I am reading A Quantum Groups Primer by Shahn Majid, and I'm having trouble filling in the details for the proof of Proposition 2.5, which states that the Hopf algebra $U_q(b_+)$ is self-dual. $ \newcommand{\la}{\langle} % shortened command for left angle bracket \newcommand{\ra}{\rangle} % shortened command for right angle bracket \newcommand{\q}[1]{[#1]_q} \newcommand{\qfac}[1]{[#1]_q!} \newcommand{\qbinom}[2]{\genfrac{[}{]}{0pt}{}{#1}{#2}_q} $
Here $U_q(b_+)$ where $q$ is some invertible element of some field $k$, is given by the generators $X, g, g^{-1}$, and the relations $g g^{-1} = g^{-1}g = 1$, $g X = q Xg$. The coproduct is given by $\Delta X = X\otimes 1 + g \otimes X $, $\Delta g = g\otimes g$, and $\Delta g^{-1} = g^{-1} \otimes g^{-1}$. The counit $\epsilon$ sends $X$ to $0$, and sends both $g$ and $g^{-1}$ to $1$. The antipode $S$ swaps $g$ and $g^{-1}$, and $S(X) = - g^{-1}X$.
In Proposition 2.5, Majid claims that we can define a pairing $\la g, g \ra = 1$, $\la X, X\ra = 1$, $\la X, g\ra = \la g, X\ra = 0$ between $U_q(b_+)$ and itself. To prove this, one of the things we need to show is that the product and coproduct are adjoint to each other under this pairing.

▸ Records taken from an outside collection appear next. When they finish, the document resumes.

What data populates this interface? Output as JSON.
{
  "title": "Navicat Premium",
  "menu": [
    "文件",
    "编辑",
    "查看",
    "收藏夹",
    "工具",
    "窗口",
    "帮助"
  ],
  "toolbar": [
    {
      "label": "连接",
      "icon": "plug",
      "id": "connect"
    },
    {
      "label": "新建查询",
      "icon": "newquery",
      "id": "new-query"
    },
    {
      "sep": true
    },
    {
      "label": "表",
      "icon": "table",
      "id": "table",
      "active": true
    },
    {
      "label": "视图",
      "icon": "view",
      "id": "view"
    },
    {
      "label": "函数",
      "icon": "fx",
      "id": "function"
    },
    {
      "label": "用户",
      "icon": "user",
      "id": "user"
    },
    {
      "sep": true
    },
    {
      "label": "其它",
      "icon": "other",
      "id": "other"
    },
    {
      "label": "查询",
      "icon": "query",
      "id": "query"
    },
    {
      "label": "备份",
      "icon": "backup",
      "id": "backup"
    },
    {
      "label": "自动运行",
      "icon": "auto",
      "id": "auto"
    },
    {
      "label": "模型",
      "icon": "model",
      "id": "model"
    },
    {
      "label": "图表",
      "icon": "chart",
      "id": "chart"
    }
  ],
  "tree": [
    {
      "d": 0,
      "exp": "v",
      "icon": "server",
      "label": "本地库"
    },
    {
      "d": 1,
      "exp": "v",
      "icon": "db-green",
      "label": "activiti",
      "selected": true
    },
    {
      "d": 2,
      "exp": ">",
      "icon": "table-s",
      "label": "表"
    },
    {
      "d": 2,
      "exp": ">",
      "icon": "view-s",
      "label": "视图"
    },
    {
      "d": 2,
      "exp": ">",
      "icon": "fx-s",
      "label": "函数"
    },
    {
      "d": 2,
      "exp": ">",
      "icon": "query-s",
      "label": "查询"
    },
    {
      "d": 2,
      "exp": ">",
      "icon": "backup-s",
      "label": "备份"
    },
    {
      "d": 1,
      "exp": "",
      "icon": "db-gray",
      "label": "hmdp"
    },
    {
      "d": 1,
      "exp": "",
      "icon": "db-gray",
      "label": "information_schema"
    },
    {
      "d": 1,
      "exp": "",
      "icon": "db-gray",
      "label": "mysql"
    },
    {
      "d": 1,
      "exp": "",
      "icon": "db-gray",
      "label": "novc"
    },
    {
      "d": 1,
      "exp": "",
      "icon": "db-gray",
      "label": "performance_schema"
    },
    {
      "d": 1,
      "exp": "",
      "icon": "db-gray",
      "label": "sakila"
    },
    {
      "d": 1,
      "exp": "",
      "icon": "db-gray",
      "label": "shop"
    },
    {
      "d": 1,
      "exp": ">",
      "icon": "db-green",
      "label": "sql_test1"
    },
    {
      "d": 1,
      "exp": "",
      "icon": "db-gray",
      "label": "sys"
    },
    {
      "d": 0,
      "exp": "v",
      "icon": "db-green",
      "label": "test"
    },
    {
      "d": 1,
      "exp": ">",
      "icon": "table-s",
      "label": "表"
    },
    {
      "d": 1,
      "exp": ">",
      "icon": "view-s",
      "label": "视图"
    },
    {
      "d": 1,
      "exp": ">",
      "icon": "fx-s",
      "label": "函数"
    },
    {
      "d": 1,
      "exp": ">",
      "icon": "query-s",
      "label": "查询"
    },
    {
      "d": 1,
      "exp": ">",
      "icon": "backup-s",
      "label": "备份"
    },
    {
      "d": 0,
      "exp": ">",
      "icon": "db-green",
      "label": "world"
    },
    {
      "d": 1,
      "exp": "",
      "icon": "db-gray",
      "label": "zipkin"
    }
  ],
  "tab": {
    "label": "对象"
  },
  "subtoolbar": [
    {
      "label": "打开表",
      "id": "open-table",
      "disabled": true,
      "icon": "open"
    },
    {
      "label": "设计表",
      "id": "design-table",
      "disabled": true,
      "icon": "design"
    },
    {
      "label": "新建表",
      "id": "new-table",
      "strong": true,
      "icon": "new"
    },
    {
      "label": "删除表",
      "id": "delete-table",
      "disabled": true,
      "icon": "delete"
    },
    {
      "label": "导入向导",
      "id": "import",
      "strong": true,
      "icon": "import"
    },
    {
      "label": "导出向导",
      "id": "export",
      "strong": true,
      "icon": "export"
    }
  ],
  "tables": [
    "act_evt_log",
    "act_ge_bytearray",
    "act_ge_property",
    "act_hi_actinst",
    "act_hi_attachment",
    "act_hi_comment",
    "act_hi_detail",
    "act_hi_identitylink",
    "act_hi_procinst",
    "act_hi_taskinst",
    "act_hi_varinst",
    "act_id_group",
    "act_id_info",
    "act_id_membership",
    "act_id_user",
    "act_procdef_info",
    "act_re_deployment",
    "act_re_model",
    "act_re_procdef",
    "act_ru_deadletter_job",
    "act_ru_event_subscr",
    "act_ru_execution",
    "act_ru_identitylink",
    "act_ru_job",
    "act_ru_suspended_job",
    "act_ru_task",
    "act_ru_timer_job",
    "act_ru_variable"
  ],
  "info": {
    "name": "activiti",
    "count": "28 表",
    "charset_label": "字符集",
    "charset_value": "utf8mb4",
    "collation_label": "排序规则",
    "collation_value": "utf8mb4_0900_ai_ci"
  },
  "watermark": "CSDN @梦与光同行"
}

The book gives an outline and says that you need to first work out the pairing on basis elements of the form $X^m g^n$. I was able to work out that $\la X^m g^n, X^u g^v\ra = \delta_{m,u}q^{nv}$.
Next I tried to show that $\la X^m g^n, (X^a g^b) (X^c g^d)\ra = \la \Delta(X^m g^n), X^a g^b\otimes X^c g^d\ra$. The left hand side becomes $\la X^m g^n, q^{bc}X^{a+c} g^{b+d}\ra = q^{bc} (\delta_{m, a+c} q^{n(b+d)}) = q^{bc+n(b+d)}\delta_{m, a+c}$. Using the fact that $\Delta X^m = \sum_{r=0}^m \qbinom{m}{r} X^{m-r}g^{r}\otimes X^r$, the right hand side becomes $$ \begin{align} \la \Delta X^m(g^n\otimes g^n), X^a g^b\otimes X^c g^d\ra & = \sum_{r=0}^m \qbinom{m}{r} \la X^{m-r}g^{r+n}, X^a g^b\ra \la X^r g^n, X^c g^d\ra \\ & = \sum_{r=0}^m \qbinom{m}{r} (\delta_{m-r, a} q^{(r+n)b})(\delta_{r,c}q^{nd}) \\ & = \qbinom{m}{c} q^{bc+n(b+d)}\delta_{m, a+c}\ . \end{align} $$ Now this has an extra factor of $\qbinom{m}{c}$ compared to the left hand side, and even if I use the delta function to turn it into $\qbinom{a+c}{c}$, or $\qbinom{m}{m-a}$, there doesn't seem to be an obvious reason why it should simplify to $1$, or cancel with some factor in the expression.
Therefore, my question is, can anybody help me spot the error in my attempt? Is my result for $\la X^m g^n, X^u g^v\ra$ incorrect? Or is my simplification of the product-coproduct adjointness axiom incorrect? Or is something else wrong? Thank you in advance!
As an additional bit of context, I am only a beginner in quantum groups, so while I am aware that $U_q(b_+)$ as defined here can be probably be treated in a more general framework (in fact Majid says so himself), I would appreciate an answer that is more concrete and based on this particular object.
$\newcommand{\la}{\langle} % shortened command for left angle bracket \newcommand{\ra}{\rangle} % shortened command for right angle bracket \newcommand{\q}[1]{[#1]_q} \newcommand{\qfac}[1]{[#1]_q!} \newcommand{\qbinom}[2]{\genfrac{[}{]}{0pt}{}{#1}{#2}_q}$ After some careful calculation, I've found the issue. The problem is with the $\la X^m g^n, X^a g^b\ra$ formula. It should come out to $\qfac{m} q^{nb} \delta_{m, a}$. Putting this $\qfac{m}$ factor in, we get an extra factor of $\qfac{m-c}\qfac{c}$ on the right hand side of the counit-unit adjunction relation, and the left hand side will get a factor of $\qfac{m}$. Multiplying out $\qbinom{m}{c}\qfac{m-c}\qfac{c}$ to $\qfac{m}$ on the right, the two sides are now the same.